The U.S. Agency for International Development’s Office of Inspector General referred 101 additional UNRWA staff members for suspension or debarment, according to an investigative summary. The referrals were based on alleged “participation” in the Oct. 7 attack, which killed about 1,200 people in Israel, including 46 Americans, or alleged affiliation with Hamas’ military wing, the al-Qassam Brigades.
“Among the individuals referred were UNRWA school principals, teachers, security personnel, attendants, psychosocial counselors, and medical professionals,” the USAID inspector general’s office said in the summary.
The report said one UNRWA employee worked as a deputy school principal while also serving as a deputy commander in the al-Qassam Brigades. Another deputy school principal was identified as a squad leader in a Khan Younis brigade.
Five UNRWA employees were described as teachers who also held military or intelligence roles in Hamas or affiliated terror groups operating in Gaza. The report did not name the employees, identifying them only by their jobs.
One of those teachers allegedly helped move anti-tank missiles during the Oct. 7 attack, according to the summary.
Other school principals were accused of helping facilitate communications or working at schools where Hamas allegedly operated anti-tank positions or maintained tunnels beneath the facilities.
So far, USAID OIG’s active investigation has led to 108 people being suspended or debarred for alleged participation in the Oct. 7 attack or ties to Hamas, the summary said. Those actions would block the individuals from receiving U.S. foreign aid funding for 10 years.
The Washington Free Beacon reported that about 1,500 UNRWA employees are under review. A senior State Department official confirmed the figure to The Post.
The inspector general’s office expanded the investigation in March. The Post previously reported that the USAID OIG inquiry has been running alongside a federal criminal investigation into Hamas’ alleged ties to UNRWA.

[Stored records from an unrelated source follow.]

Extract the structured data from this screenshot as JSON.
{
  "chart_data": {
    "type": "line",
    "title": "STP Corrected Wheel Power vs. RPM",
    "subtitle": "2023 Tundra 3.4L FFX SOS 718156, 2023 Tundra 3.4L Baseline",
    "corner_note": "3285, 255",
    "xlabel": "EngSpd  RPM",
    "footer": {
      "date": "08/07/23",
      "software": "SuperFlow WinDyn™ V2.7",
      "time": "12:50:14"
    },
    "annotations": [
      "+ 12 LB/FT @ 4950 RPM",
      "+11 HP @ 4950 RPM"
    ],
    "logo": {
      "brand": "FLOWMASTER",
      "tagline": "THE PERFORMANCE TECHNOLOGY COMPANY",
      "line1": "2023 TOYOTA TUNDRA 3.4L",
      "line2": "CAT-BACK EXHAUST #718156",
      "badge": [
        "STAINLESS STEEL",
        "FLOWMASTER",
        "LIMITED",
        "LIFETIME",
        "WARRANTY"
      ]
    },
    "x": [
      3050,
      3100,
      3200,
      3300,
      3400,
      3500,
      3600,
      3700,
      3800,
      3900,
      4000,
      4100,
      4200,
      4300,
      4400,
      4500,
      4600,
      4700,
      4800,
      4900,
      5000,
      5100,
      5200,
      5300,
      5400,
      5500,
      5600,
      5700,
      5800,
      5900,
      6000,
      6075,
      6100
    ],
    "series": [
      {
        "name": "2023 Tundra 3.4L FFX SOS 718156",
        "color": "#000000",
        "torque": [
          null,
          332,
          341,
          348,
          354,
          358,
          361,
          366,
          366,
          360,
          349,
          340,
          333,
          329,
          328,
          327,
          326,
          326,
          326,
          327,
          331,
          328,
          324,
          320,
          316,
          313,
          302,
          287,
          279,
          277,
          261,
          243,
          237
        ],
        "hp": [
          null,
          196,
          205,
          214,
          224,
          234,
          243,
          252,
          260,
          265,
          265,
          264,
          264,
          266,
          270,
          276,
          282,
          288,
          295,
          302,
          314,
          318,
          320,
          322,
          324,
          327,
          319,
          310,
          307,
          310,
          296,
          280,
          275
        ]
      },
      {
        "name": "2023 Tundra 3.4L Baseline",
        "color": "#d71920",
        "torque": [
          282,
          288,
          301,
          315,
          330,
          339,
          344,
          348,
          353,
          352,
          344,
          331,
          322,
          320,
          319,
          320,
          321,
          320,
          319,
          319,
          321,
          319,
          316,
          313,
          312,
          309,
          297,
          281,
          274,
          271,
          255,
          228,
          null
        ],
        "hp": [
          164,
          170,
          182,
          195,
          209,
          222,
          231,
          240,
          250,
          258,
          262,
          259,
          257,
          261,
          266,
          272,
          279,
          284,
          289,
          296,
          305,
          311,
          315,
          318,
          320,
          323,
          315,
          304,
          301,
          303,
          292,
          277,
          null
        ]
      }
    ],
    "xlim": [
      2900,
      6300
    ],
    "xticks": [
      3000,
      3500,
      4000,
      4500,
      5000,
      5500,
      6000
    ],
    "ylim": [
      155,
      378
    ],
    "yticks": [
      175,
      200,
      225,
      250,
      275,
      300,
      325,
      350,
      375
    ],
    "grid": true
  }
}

“It remains USAID OIG’s investigative priority to ensure that U.S.-funded humanitarian assistance in Gaza does not fall into the hands of Hamas and other foreign terrorist organizations, depriving assistance from reaching civilian non-combatants in need,” the investigative summary said.
The office added that it has additional work underway to prevent people with terrorist affiliations from moving through U.S.-funded aid groups operating in Gaza.
Past inspector general reviews have warned that funding for UNRWA could be vulnerable to diversion by terror groups in Gaza.
Sen. Tom Cotton of Arkansas, the Republican chairman of the Senate Intelligence Committee, and 24 other GOP senators urged the Trump administration last month to “fully dismantle UNRWA” and remove it from the United Nations’ budget.
In February 2025, President Trump signed an executive order cutting U.S. funding for UNRWA. Even so, the agency received more than $839 million from international contributors that year.
The United Nations’ annual budget also allocates about $70 million to the Palestinian aid agency.